Review by Frank Plowright
Incognegro begins with a horrific description of a lynching in the 1930s as undercover reporter Zane describes his journalistic techniques for naming and shaming those responsible. He’s the Incognegro of the title, the alias he uses for a New York paper reporting on atrocities, able to pass for white among the Southern rednecks, although sometimes having to make a fast escape. He also yearns to escape from the routine, to be recognised under his own name, but before that happens there’s one final case to take on, a guy arrested in Tupelo for murdering a white woman. Zane’s editor is confident he’ll take it.
Mat Johnson’s writing career is broad based, mixing fiction and non-fiction, and while Incognegro was his first graphic novel, his writing skills are eminently transferable from earlier work, and there’s no hint of being unable to adapt to the form. He knows how to write visually, and for the most part also knows when to let Warren Pleece tell the story. Pleece defines the period and the locations superbly, and his storytelling is first rate, but he’s not the most expressive of artists, and once the revelations begin flowing the stiffness of his art lacks the weight of emotional impact on occasion.
It’s worth noting that Incogengro’s inspiration was partly childhood games Johnson played with his brother, but also inspired by Walter Francis White, who actually did risk his life to expose racist murderers. The subtitle of ‘A Graphic Mystery’ is important, because once he’s suckered us in via outrage Johnson has a captivating crime story to tell. Alfonso Pinchbeck has been arrested for the murder of a white woman Michaela Mathers, and more so than usual Zane has a personal stake in the events. He’s accompanied down South by his mate Carl, less able to keep himself contained at offensive language and altogether more liable to draw to attention to himself. Will he prove to be useful or unwanted handicap? Zane also has unknown trouble heading his way, having used a ruse once too often.
Johnson has a clever technique of showing something working in Zane’s favour then later reversing it. A good example is Zane getting by with the maxim that white folk see what they want to see, until it’s pointed out that it doesn’t just apply to him, and the wider permutations have consequences. He also takes a broader look at Southern standbys, moonshine, a preacher and hillbillies, and be warned that in order to look at appalling history realistically, Johnson has to freely use the offensive language of the times. A successful feeling of foreboding is cultivated, and any crime fiction reader knows it’ll be miraculous if everyone we’ve come to care about survives until the final page.
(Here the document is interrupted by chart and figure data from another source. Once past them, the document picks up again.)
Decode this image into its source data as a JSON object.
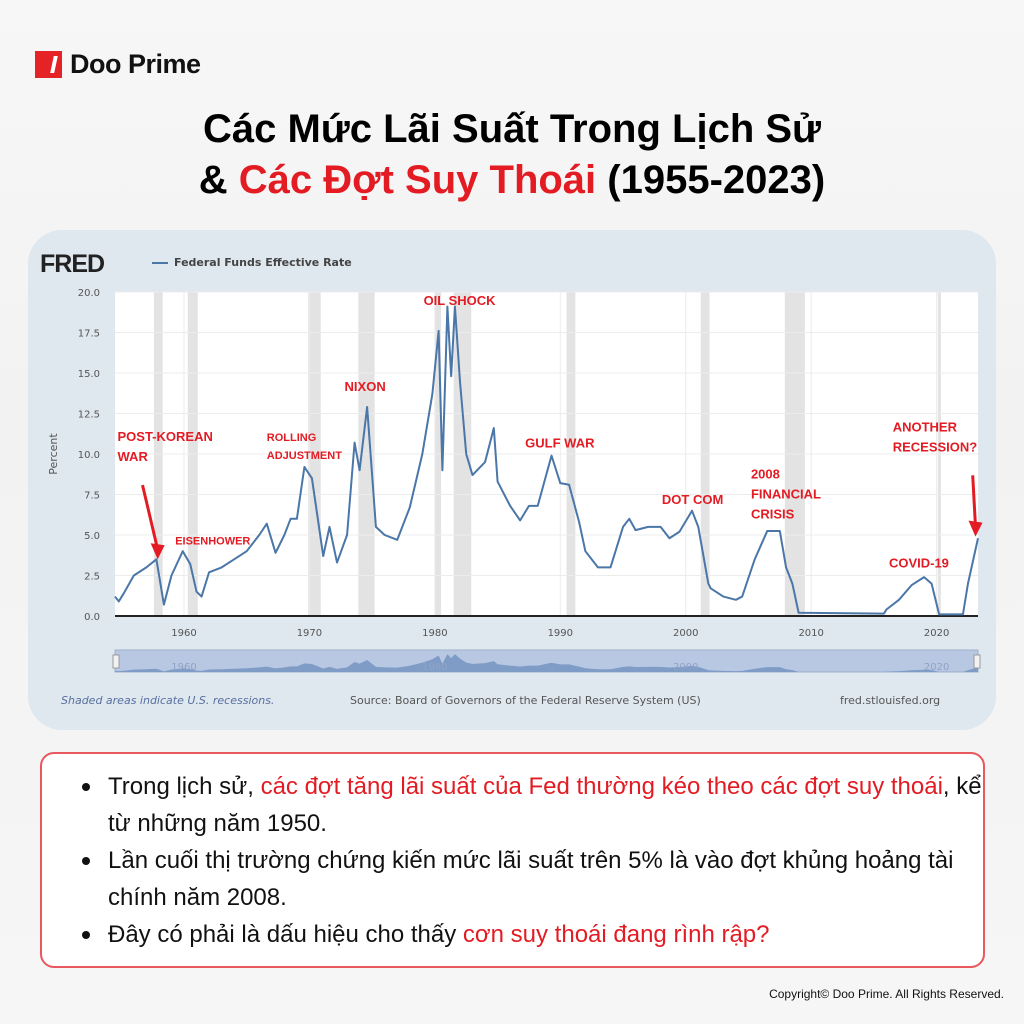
{
  "brand": {
    "name": "Doo Prime"
  },
  "title": {
    "line1": "Các Mức Lãi Suất Trong Lịch Sử",
    "line2_prefix": "& ",
    "line2_red": "Các Đợt Suy Thoái",
    "line2_suffix": " (1955-2023)"
  },
  "chart_data": {
    "type": "line",
    "logo": "FRED",
    "ylabel": "Percent",
    "xlim": [
      1954.5,
      2023.3
    ],
    "ylim": [
      0,
      20
    ],
    "grid": true,
    "legend_position": "top-left",
    "yticks": [
      "0.0",
      "2.5",
      "5.0",
      "7.5",
      "10.0",
      "12.5",
      "15.0",
      "17.5",
      "20.0"
    ],
    "xticks": [
      "1960",
      "1970",
      "1980",
      "1990",
      "2000",
      "2010",
      "2020"
    ],
    "navigator_labels": [
      "1960",
      "1980",
      "2000",
      "2020"
    ],
    "series": [
      {
        "name": "Federal Funds Effective Rate",
        "color": "#4a76a8",
        "points": [
          [
            1954.5,
            1.2
          ],
          [
            1954.8,
            0.9
          ],
          [
            1955.2,
            1.4
          ],
          [
            1956,
            2.5
          ],
          [
            1957,
            3.0
          ],
          [
            1957.8,
            3.5
          ],
          [
            1958.4,
            0.7
          ],
          [
            1959,
            2.5
          ],
          [
            1959.9,
            4.0
          ],
          [
            1960.5,
            3.2
          ],
          [
            1961,
            1.5
          ],
          [
            1961.4,
            1.2
          ],
          [
            1962,
            2.7
          ],
          [
            1963,
            3.0
          ],
          [
            1964,
            3.5
          ],
          [
            1965,
            4.0
          ],
          [
            1966,
            5.0
          ],
          [
            1966.6,
            5.7
          ],
          [
            1967.3,
            3.9
          ],
          [
            1968,
            5.0
          ],
          [
            1968.5,
            6.0
          ],
          [
            1969,
            6.0
          ],
          [
            1969.6,
            9.2
          ],
          [
            1970.2,
            8.5
          ],
          [
            1971.1,
            3.7
          ],
          [
            1971.6,
            5.5
          ],
          [
            1972.2,
            3.3
          ],
          [
            1973,
            5.0
          ],
          [
            1973.6,
            10.7
          ],
          [
            1974,
            9.0
          ],
          [
            1974.6,
            12.9
          ],
          [
            1975.3,
            5.5
          ],
          [
            1976,
            5.0
          ],
          [
            1977,
            4.7
          ],
          [
            1978,
            6.7
          ],
          [
            1979,
            10.0
          ],
          [
            1979.8,
            13.7
          ],
          [
            1980.3,
            17.6
          ],
          [
            1980.6,
            9.0
          ],
          [
            1981,
            19.1
          ],
          [
            1981.3,
            14.8
          ],
          [
            1981.6,
            19.1
          ],
          [
            1982,
            14.5
          ],
          [
            1982.5,
            10.0
          ],
          [
            1983,
            8.7
          ],
          [
            1984,
            9.5
          ],
          [
            1984.7,
            11.6
          ],
          [
            1985,
            8.3
          ],
          [
            1986,
            6.8
          ],
          [
            1986.8,
            5.9
          ],
          [
            1987.5,
            6.8
          ],
          [
            1988.2,
            6.8
          ],
          [
            1989.3,
            9.9
          ],
          [
            1990,
            8.2
          ],
          [
            1990.7,
            8.1
          ],
          [
            1991.5,
            5.8
          ],
          [
            1992,
            4.0
          ],
          [
            1993,
            3.0
          ],
          [
            1994,
            3.0
          ],
          [
            1995,
            5.5
          ],
          [
            1995.5,
            6.0
          ],
          [
            1996,
            5.3
          ],
          [
            1997,
            5.5
          ],
          [
            1998,
            5.5
          ],
          [
            1998.7,
            4.8
          ],
          [
            1999.5,
            5.2
          ],
          [
            2000.5,
            6.5
          ],
          [
            2001,
            5.5
          ],
          [
            2001.8,
            2.0
          ],
          [
            2002,
            1.7
          ],
          [
            2003,
            1.2
          ],
          [
            2004,
            1.0
          ],
          [
            2004.5,
            1.2
          ],
          [
            2005.5,
            3.5
          ],
          [
            2006.5,
            5.25
          ],
          [
            2007.5,
            5.25
          ],
          [
            2008,
            3.0
          ],
          [
            2008.5,
            2.0
          ],
          [
            2009,
            0.2
          ],
          [
            2015.8,
            0.15
          ],
          [
            2016,
            0.4
          ],
          [
            2017,
            1.0
          ],
          [
            2018,
            1.9
          ],
          [
            2019,
            2.4
          ],
          [
            2019.6,
            2.0
          ],
          [
            2020.2,
            0.1
          ],
          [
            2022.1,
            0.1
          ],
          [
            2022.5,
            2.0
          ],
          [
            2023.3,
            4.8
          ]
        ]
      }
    ],
    "recessions": [
      [
        1957.6,
        1958.3
      ],
      [
        1960.3,
        1961.1
      ],
      [
        1969.9,
        1970.9
      ],
      [
        1973.9,
        1975.2
      ],
      [
        1980.0,
        1980.5
      ],
      [
        1981.5,
        1982.9
      ],
      [
        1990.5,
        1991.2
      ],
      [
        2001.2,
        2001.9
      ],
      [
        2007.9,
        2009.5
      ],
      [
        2020.1,
        2020.3
      ]
    ],
    "annotations": [
      {
        "lines": [
          "POST-KOREAN",
          "WAR"
        ],
        "x": 1954.7,
        "y": 10.8,
        "arrow_to": [
          1957.9,
          3.5
        ]
      },
      {
        "lines": [
          "EISENHOWER"
        ],
        "x": 1959.3,
        "y": 4.4
      },
      {
        "lines": [
          "ROLLING",
          "ADJUSTMENT"
        ],
        "x": 1966.6,
        "y": 10.8
      },
      {
        "lines": [
          "NIXON"
        ],
        "x": 1972.8,
        "y": 13.9
      },
      {
        "lines": [
          "OIL SHOCK"
        ],
        "x": 1979.1,
        "y": 19.2
      },
      {
        "lines": [
          "GULF WAR"
        ],
        "x": 1987.2,
        "y": 10.4
      },
      {
        "lines": [
          "DOT COM"
        ],
        "x": 1998.1,
        "y": 6.9
      },
      {
        "lines": [
          "2008",
          "FINANCIAL",
          "CRISIS"
        ],
        "x": 2005.2,
        "y": 8.5
      },
      {
        "lines": [
          "COVID-19"
        ],
        "x": 2016.2,
        "y": 3.0
      },
      {
        "lines": [
          "ANOTHER",
          "RECESSION?"
        ],
        "x": 2016.5,
        "y": 11.4,
        "arrow_to": [
          2023.1,
          4.9
        ]
      }
    ],
    "footnote": "Shaded areas indicate U.S. recessions.",
    "source": "Source: Board of Governors of the Federal Reserve System (US)",
    "site": "fred.stlouisfed.org"
  },
  "bullets": [
    {
      "a": "Trong lịch sử, ",
      "red": "các đợt tăng lãi suất của Fed thường kéo theo các đợt suy thoái",
      "b": ", kể từ những năm 1950."
    },
    {
      "a": "Lần cuối thị trường chứng kiến mức lãi suất trên 5% là vào đợt khủng hoảng tài chính năm 2008.",
      "red": "",
      "b": ""
    },
    {
      "a": "Đây có phải là dấu hiệu cho thấy ",
      "red": "cơn suy thoái đang rình rập?",
      "b": ""
    }
  ],
  "copyright": "Copyright© Doo Prime. All Rights Reserved.",
  "colors": {
    "accent": "#e31b23",
    "line": "#4a76a8",
    "card": "#dfe7ef"
  }
}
Ten years after the original Vertigo publication this was reissued under the Berger Books imprint to coincide with Incognegro: Renaissance, so there’s a reassurance that the concept survives.
Johnson’s ending is clever, its revelation at first seeming contrived and not anything that will withstand investigation, but the clever aspect is that it doesn’t have to. His afterword reveals the original edition was well received, but many reviewers were unaware of the truths being told, which surprised him. That being the case, as racism increases throughout the Western world, the reissue is welcome.